I malati del centro del disturbo della alimentazione sono gli unici che stanno fuori e assistono al sit-in di protesta. Quello che si dice un momento di svago. La hall della clinica è deserta, ci sono solo alcuni lavoratori che hanno cercato riparo dal freddo. Qualche giorno fa i ricoverati raccogliendo una settantina di firme tra i vari reparti hanno scritto una lettera al nostro giornale nella quale, nel sottolineare la professionalità e la umanità di medici e infermieri, esprimo preoccupazione semmai la casa di cura dovesse chiudere e solidarietà verso tutti i lavoratori.

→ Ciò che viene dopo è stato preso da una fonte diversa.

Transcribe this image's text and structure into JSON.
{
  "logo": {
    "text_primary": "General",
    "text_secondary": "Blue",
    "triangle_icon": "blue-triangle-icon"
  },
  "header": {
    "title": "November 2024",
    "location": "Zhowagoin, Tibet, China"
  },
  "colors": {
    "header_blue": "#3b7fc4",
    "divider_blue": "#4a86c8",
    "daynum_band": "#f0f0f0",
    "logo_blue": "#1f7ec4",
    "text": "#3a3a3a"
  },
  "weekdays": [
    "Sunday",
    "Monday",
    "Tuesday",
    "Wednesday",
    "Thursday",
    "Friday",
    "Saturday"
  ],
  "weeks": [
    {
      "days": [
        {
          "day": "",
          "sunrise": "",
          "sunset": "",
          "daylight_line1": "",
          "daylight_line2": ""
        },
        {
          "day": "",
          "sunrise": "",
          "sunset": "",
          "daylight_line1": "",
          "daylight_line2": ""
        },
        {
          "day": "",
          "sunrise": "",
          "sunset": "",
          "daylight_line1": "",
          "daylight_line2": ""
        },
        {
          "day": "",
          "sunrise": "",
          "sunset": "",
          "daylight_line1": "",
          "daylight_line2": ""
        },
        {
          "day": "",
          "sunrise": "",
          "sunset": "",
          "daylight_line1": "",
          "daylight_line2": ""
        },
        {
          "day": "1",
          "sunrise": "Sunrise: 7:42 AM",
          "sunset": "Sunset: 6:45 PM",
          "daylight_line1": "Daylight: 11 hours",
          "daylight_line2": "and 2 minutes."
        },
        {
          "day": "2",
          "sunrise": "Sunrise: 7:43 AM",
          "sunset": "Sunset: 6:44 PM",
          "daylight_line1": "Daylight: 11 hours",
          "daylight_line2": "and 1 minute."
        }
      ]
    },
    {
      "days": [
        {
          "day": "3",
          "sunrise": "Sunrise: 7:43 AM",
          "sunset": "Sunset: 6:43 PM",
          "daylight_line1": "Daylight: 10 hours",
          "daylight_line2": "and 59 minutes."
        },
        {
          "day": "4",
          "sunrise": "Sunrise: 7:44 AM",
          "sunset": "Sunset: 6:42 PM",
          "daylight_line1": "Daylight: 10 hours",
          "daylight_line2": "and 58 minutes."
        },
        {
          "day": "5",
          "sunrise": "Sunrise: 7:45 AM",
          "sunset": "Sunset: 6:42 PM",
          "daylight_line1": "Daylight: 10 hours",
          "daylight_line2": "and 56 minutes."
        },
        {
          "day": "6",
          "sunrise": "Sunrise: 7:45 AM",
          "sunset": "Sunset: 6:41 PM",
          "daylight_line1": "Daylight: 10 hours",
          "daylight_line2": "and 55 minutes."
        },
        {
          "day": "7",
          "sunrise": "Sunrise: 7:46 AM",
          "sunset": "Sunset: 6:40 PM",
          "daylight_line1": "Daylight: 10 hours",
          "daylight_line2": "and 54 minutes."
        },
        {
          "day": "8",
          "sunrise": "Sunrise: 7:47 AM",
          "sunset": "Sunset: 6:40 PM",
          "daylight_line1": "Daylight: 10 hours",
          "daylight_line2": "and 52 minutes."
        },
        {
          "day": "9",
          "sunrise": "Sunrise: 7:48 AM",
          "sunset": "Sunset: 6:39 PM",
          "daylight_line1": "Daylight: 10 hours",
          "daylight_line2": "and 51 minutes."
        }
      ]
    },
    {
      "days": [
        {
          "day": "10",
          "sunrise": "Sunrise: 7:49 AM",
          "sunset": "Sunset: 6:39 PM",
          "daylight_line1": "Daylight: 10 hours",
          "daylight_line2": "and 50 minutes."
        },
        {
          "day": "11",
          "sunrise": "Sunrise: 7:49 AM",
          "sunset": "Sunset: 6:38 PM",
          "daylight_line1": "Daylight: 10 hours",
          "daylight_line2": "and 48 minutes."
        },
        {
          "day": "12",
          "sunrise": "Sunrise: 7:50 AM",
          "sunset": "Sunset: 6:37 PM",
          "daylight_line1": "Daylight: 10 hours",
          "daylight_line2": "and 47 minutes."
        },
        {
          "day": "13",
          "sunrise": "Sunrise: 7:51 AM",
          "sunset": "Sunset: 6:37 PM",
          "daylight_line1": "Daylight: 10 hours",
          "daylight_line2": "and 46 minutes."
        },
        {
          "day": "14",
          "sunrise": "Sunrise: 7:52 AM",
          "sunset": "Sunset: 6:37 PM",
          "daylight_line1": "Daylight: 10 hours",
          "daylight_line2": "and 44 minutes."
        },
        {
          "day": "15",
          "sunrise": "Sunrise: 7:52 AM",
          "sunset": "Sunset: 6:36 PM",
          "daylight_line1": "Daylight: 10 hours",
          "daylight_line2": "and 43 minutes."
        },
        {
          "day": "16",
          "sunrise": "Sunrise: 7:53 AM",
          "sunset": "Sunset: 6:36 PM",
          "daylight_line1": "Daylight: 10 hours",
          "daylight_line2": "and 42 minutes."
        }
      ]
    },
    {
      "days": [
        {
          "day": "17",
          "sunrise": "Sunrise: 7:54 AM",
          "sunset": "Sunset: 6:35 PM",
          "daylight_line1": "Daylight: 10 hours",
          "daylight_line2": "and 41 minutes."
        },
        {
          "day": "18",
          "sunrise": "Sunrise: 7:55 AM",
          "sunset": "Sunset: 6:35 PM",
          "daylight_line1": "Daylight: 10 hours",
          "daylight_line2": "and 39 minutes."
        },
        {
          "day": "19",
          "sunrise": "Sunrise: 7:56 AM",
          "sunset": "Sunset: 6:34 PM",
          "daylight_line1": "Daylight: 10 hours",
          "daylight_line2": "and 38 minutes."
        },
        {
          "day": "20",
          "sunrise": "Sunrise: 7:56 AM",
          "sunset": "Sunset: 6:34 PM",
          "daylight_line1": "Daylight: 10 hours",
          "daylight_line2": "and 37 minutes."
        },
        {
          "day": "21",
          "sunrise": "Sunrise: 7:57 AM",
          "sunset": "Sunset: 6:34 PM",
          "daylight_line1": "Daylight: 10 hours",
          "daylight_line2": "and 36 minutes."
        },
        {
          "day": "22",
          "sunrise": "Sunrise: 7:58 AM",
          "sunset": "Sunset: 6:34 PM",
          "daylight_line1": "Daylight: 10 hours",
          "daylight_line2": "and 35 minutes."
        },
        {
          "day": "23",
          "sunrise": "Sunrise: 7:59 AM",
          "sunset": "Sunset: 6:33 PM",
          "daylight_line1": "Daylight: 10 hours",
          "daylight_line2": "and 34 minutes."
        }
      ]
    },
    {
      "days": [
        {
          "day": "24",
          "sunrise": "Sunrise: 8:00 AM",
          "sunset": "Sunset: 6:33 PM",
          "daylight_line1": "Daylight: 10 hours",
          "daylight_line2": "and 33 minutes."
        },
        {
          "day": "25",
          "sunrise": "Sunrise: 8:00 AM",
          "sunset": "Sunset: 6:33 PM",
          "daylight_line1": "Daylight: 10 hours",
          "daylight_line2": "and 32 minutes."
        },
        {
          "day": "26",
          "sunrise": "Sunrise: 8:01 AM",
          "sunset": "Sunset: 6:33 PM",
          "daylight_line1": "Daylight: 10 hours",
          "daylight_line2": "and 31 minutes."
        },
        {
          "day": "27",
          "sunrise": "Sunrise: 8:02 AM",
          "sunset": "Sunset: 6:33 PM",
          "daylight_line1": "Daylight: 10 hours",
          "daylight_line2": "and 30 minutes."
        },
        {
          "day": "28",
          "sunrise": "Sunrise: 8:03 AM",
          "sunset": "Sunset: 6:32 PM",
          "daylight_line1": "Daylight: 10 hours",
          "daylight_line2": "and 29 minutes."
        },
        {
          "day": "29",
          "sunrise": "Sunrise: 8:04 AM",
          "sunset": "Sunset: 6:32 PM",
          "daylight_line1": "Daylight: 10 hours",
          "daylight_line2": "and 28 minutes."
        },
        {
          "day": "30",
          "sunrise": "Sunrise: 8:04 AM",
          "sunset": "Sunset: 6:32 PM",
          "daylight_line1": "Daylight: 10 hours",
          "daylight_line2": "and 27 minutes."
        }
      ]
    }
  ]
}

«Vengo da Gela e la Asl di Caltanisetta mi ha indirizzato qui perché fino a Chieti non esiste un centro del genere», dice la giovane Antonella, una cameriera anche lei con problemi di obesità. Ha perso diversi chili e vede davanti a sé un futuro migliore. La permanenza nella casa di cura per coloro che hanno disturbi dell’alimentazione varia da due mesi a tre mesi. Vengono seguiti da psicologi, fisioterapisti e nutrizionisti, pool guidato dal dottor Ezio Di Flaviano, uno dei maggiori esperti a livello nazionale nella materia. Sono trenta nel reparto, dove sono ricoverate anche quattro anoressiche giovanissime e tre con lo stesso problema in day hospital. «Io vengo da Teramo, lavoravo all’Alfa Gomme», dice ricordando un’altra drammatica vertenza di lavoro di una fabbrica dimezzata, «anch’io sto risolvendo i miei problemi da quando sono qui». Incomincia a piovere. I lavoratori smontano le loro bandiere. I malati vanno a pranzo.